Relatedly: I've seen a lot of folks issuing totally trenchant reminders that Stone is "innocent until proven guilty," which, sure, but also that's kinda rendered inoperative when the guilty parties are basically like "yeah, we did it, but who even cares."

Laura Strickler, Ken Dilanian, and Peter Alexander at NBC News: Officials Rejected Jared Kushner for Top Secret Security Clearance, But Were Overruled. "Jared Kushner's application for a top-secret clearance was rejected by two career White House security specialists after an FBI background check raised concerns about potential foreign influence on him — but their supervisor overruled the recommendation and approved the clearance, two sources familiar with the matter told NBC News."

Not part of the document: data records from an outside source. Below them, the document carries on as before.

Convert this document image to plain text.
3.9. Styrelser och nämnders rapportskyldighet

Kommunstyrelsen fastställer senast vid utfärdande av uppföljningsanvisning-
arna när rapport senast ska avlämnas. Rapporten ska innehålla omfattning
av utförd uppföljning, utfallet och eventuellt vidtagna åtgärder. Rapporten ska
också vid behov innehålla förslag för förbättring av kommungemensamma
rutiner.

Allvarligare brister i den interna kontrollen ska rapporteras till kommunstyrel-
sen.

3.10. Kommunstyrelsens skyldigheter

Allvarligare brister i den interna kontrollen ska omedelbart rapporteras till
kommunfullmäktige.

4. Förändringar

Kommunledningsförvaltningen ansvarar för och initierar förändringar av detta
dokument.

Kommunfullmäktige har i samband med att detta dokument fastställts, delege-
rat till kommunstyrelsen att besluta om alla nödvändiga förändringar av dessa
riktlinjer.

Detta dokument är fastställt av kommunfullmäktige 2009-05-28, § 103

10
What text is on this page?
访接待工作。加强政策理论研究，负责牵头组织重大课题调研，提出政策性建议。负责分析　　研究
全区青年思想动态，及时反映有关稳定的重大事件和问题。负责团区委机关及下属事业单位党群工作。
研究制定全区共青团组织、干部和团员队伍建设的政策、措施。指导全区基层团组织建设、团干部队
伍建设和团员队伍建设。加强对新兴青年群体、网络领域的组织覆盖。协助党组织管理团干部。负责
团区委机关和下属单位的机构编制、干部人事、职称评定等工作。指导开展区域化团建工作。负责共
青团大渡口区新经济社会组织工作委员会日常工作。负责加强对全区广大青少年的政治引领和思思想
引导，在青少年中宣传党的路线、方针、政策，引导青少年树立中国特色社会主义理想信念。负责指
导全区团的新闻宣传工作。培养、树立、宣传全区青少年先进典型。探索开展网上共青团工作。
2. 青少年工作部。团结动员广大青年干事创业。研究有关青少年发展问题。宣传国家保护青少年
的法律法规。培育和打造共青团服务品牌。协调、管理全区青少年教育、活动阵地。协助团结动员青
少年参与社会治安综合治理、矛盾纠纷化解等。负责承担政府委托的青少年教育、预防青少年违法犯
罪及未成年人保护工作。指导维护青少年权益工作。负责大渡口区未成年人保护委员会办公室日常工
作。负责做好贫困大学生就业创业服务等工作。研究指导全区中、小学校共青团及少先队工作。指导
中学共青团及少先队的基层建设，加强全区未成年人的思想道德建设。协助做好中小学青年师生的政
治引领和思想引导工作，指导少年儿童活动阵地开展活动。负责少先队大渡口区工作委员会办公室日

I mean, it's great to have confirmation of this, but that was definitely what I already assumed, given that it was publicly known at the time he was issued his permanent security clearance that he'd broken federal law multiple times by lying on his financial disclosure forms.

Priscilla Alvarez and Tammy Kupperman at CNN: White House Preparing Draft National Emergency Order, Has Identified $7 Billion for Wall. "The White House is preparing a draft proclamation for [Donald] Trump to declare a national emergency along the southern border and has identified more than $7 billion in potential funds for his signature border wall should he go that route, according to internal documents reviewed by CNN. Trump has not ruled out using his authority to declare a national emergency and direct the Defense Department to construct a border wall as Congress and the White House fight over a deal to end the government shutdown. But while Trump's advisers remain divided on the issue, the White House has been moving forward with alternative plans that would bypass Congress."

Trump has been and remains our most pressing national emergency.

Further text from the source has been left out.